Creatures (Real and Imagined) in Art

Creatures (Real and Imagined) in Art
With the story of "The Fall" of Adam and Eve, Egyptian sculpture and Greek mythology, many examples of snakes and unreal creatures are depicted in art. I will discuss.

From Genesis 3 (NIV), the story of Adam and Eve and the serpent in the Garden of Eden are legendary. Satan disguised as a snake, tempts Eve with the apple, makes her promises. She makes the mistake of taking a bite, sharing it with Adam, thus committing sin.

The Great Sphinx of Giza, Egypt is a popular tourist attraction with this mythological creature with a human head, body of a lion, and wings of an eagle. They were first mentioned 9500 BC.

A griffin, with a bird's head (usually an eagle) and a lion's body (winged or wingless) are found in the art of ancient Middle Eastern and Mediterranean territories. From Northern Iraq, we see a feline body, long ears, bird’s wings, and crest feathers.

In Greek mythology, Laocoon, the priest of Troy, with his sons Antiphantes and Thymbraeus were attacked by sea serpents. The sculpture at the Vatican Museums was attributed to three Greek sculptors from the island of Rhodes in 27 BC-68 AD, according to Pliny the Elder.

Cleopatra, queen of the Ptolemaic Kingdom of Egypt, died in 30 BC by an asp (according to Greek philosopher and historian Plutarch, in his "Life of Augustus") or by two (2) asps as Shakespeare claims. An asp is a poisonous Egyptian serpent.

The fear of snakes is known as ophidiophobia. In the US, 3% of the population meet this diagnostic criterion.

During the Ming dynasty, artists of Chinese textiles and porcelains used dragons to guard against evil. In the Chinese culture, emperors were believed to have been descended from dragons.
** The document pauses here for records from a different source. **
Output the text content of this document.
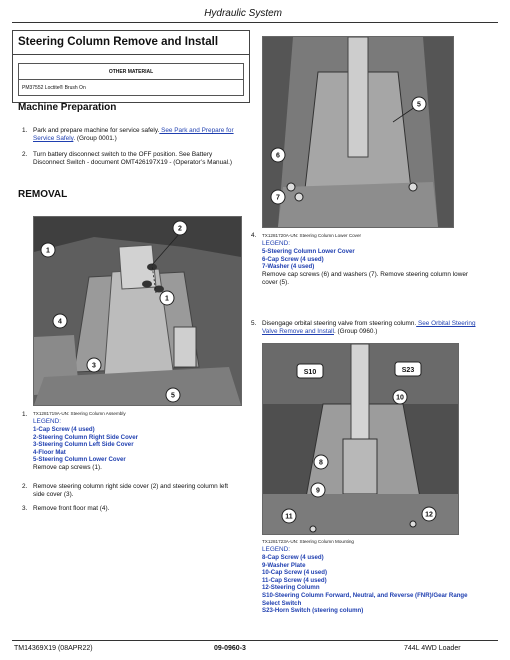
Hydraulic System
Steering Column Remove and Install
OTHER MATERIAL
PM37552 Loctite® Brush On
Machine Preparation
1. Park and prepare machine for service safely. See Park and Prepare for Service Safely. (Group 0001.)
2. Turn battery disconnect switch to the OFF position. See Battery Disconnect Switch - document OMT426197X19 - (Operator’s Manual.)
REMOVAL
2
1
1
3
4
5
TX1281719A-UN: Steering Column Assembly
1.
LEGEND:
1-Cap Screw (4 used)
2-Steering Column Right Side Cover
3-Steering Column Left Side Cover
4-Floor Mat
5-Steering Column Lower Cover
Remove cap screws (1).
2. Remove steering column right side cover (2) and steering column left side cover (3).
3. Remove front floor mat (4).
5
6
7
4.	TX1281720A-UN: Steering Column Lower Cover
LEGEND:
5-Steering Column Lower Cover
6-Cap Screw (4 used)
7-Washer (4 used)
Remove cap screws (6) and washers (7). Remove steering column lower cover (5).
5. Disengage orbital steering valve from steering column. See Orbital Steering Valve Remove and Install. (Group 0960.)
S10	S23
10
8
9
11	12
TX1281723A-UN: Steering Column Mounting
LEGEND:
8-Cap Screw (4 used)
9-Washer Plate
10-Cap Screw (4 used)
11-Cap Screw (4 used)
12-Steering Column
S10-Steering Column Forward, Neutral, and Reverse (FNR)/Gear Range Select Switch
S23-Horn Switch (steering column)
TM14369X19 (08APR22)	09-0960-3	744L 4WD Loader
The word gargoyle, from Latin 'gorge' and Old French 'gueule', means 'mouth'. These rainwater spouts on Notre Dame de Paris, as an example, represent evil and sin to the parishioners. The original date from the 12th and 13th century, and in the 19th century, some were replaced.

Other creatures on the exterior of the cathedral are 'grotesques' and 'chimeras' (mythical and human-animal hybrids).

Italian Renaissance artist Sandro Botticelli painted "Venus and Mars" (1485) with four (4) satyrs (or putties) playing with the god of war's weapons.

The difference? a satyr is a half-man, half-goat with goat ears, tail, legs, and horns. A putti is a chubby male child with wings, often unclothed.

"The Unicorn Tapestries" (Brussels, 1500) are believed to have been created to celebrate marriage. From Medieval biblical text, the unicorn's horn had the gift of purifying. Following the story in the textile, after the hunt of the unicorn, the magical horn becomes a prized trophy. It is from the Met Museum, NY collection.

On the ceiling of the Sistine Chapel (1508-1512) of the Vatican, Italy, Michelangelo painted pendentives on the sides of the prophet Jonah.

The scene is of the Brazen Serpent. From the Bible (Num 21:4-9) - The Israelites, discontented with life in the desert, spoke out against God and Moses. They were punished with a plague of poisonous snakes. The people repented, and Moses and God finally solved the problem.[Oh joy!]

In Titian's masterpiece "Bacchus and Ariadne" (1520-1523) there is speculation as to referencing Laocoon. One interpretation is that Silenus, a child of satyrs and nymphs, persuaded citizens of Troy not to take the horse to the city. The consequence? Gods sent snakes to him and his two sons.

Italian Baroque artist Caravaggio painted "Boy Bitten by a Lizard" (1593-1594). During that time, a lizard symbolized 'fire'. Although the male model has been identified by some art historians, others speculate it could be a self-portrait. It can be seen at the National Gallery, London.

Finally, Dutch artist Johannes Vermeer painted "Allegory of the Faith" (1670-1672). The woman represents the Catholic Church with one foot on the globe. The serpent in the foreground represents evil and has been crushed.

Even today, serpents such as the Loch Ness monster draw visitors to Scotland in hope of seeing this illusive reptile.